Une réduction d’impôt, en effet, ne profite qu’aux foyers qui ont un impôt à réduire. Si vous ne payez rien, elle ne vous apporte rien.
Un crédit d’impôt, en revanche, fonctionne différemment : si son montant dépasse votre impôt, y compris si celui-ci est nul, le Trésor public vous verse la différence. Autrement dit, vous pouvez recevoir un virement de l’administration fiscale sans avoir payé le moindre euro d’impôt au préalable.
Parmi les situations concernées, on trouve notamment :
- les frais de garde d’enfants de moins de 6 ans : un crédit d’impôt de 50 % des dépenses engagées est applicable ;
- l’emploi d’un salarié à domicile : ménage, jardinage, aide aux devoirs, etc. ;
- les cotisations syndicales.
Ne pas déclarer, c’est donc renoncer à de l’argent qui vous appartient de droit.
Sans déclaration, pas d’avis de non-imposition
C’est sans doute la raison la plus concrète et la plus impactante pour les foyers modestes. L’avis de non-imposition, ce document que vous obtenez à l’issue de votre déclaration, est bien plus qu’un simple papier administratif. Il conditionne l’accès à un grand nombre de droits sociaux.
Sans lui, vous ne pouvez pas :
- demander le RSA ;
- avoir des APL ;
- obtenir des bourses étudiantes ;
- ou encore bénéficier de tarifs réduits ou de la gratuité pour des services municipaux comme la cantine scolaire ou l’accueil périscolaire.
Ces aides sont souvent indispensables pour les ménages aux revenus les plus faibles. Ne pas déclarer, c’est se couper soi-même de ressources auxquelles on aurait pleinement droit.
La CAF utilise vos données fiscales pour calculer vos prestations
Beaucoup l’ignorent : la Caisse d’Allocations Familiales ne fonctionne pas en vase clos. Chaque année, elle reçoit automatiquement les informations transmises par l’administration fiscale pour recalculer le montant de vos prestations.
Allocations familiales, aide au logement, prime d’activité… Si vos revenus ont évolué (à la hausse comme à la baisse) c’est ce mécanisme d’échange de données qui garantit que vous percevez le bon montant, ni trop ni trop peu.
En ne déclarant pas, vous bloquez ce processus. Résultat : vos droits peuvent être sous-estimés, voire suspendus faute d’information à jour.

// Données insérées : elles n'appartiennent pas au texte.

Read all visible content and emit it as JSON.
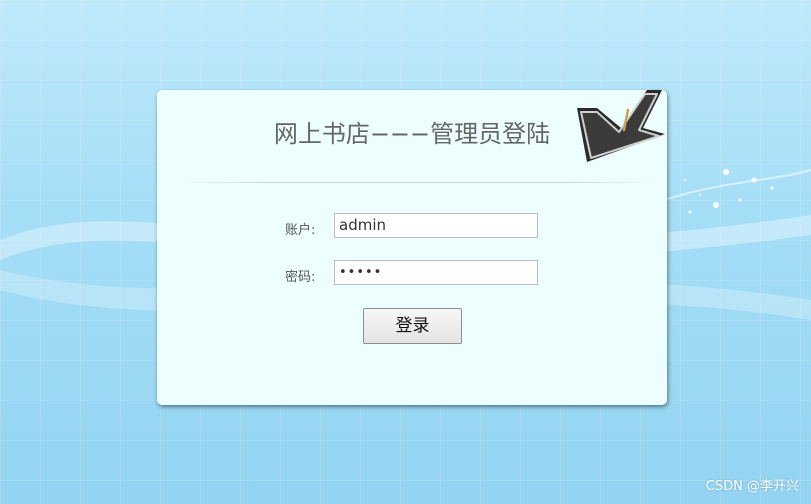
{
  "login": {
    "title": "网上书店−−−管理员登陆",
    "username_label": "账户:",
    "username_value": "admin",
    "password_label": "密码:",
    "password_value": "•••••",
    "submit_label": "登录"
  },
  "watermark": "CSDN @李开兴",
  "colors": {
    "card_background": "#ecfefe",
    "page_background": "#a6def7",
    "title_text": "#666666"
  },
  "icons": {
    "decor_arrow": "arrow-icon"
  }
}
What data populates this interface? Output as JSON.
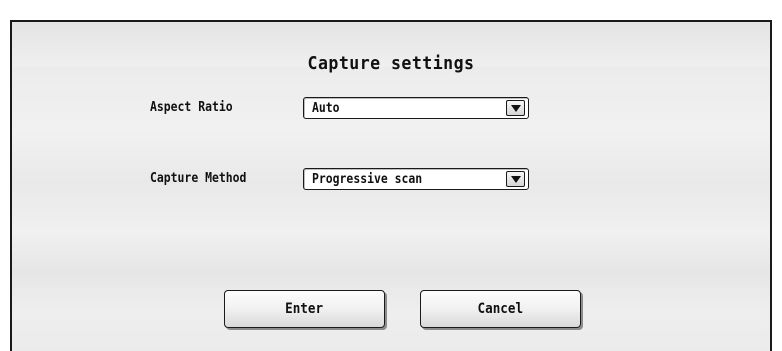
{
  "dialog": {
    "title": "Capture settings",
    "aspect_ratio": {
      "label": "Aspect Ratio",
      "value": "Auto"
    },
    "capture_method": {
      "label": "Capture Method",
      "value": "Progressive scan"
    },
    "buttons": {
      "enter": "Enter",
      "cancel": "Cancel"
    }
  }
}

Le Livret d’Épargne Populaire : un bonus souvent méconnu
Enfin, dernier avantage, et non des moindres pour ceux qui cherche à faire fructifier leur épargne : le Livret d’Épargne Populaire (LEP).
Ce placement réservé aux foyers modestes offre actuellement un taux de 2,5 % net d’impôt soit nettement plus que le Livret A. Mais pour y accéder, votre banque doit pouvoir vérifier votre revenu fiscal de référence. Ce qui implique, là encore, d’avoir rempli votre déclaration d’impôt.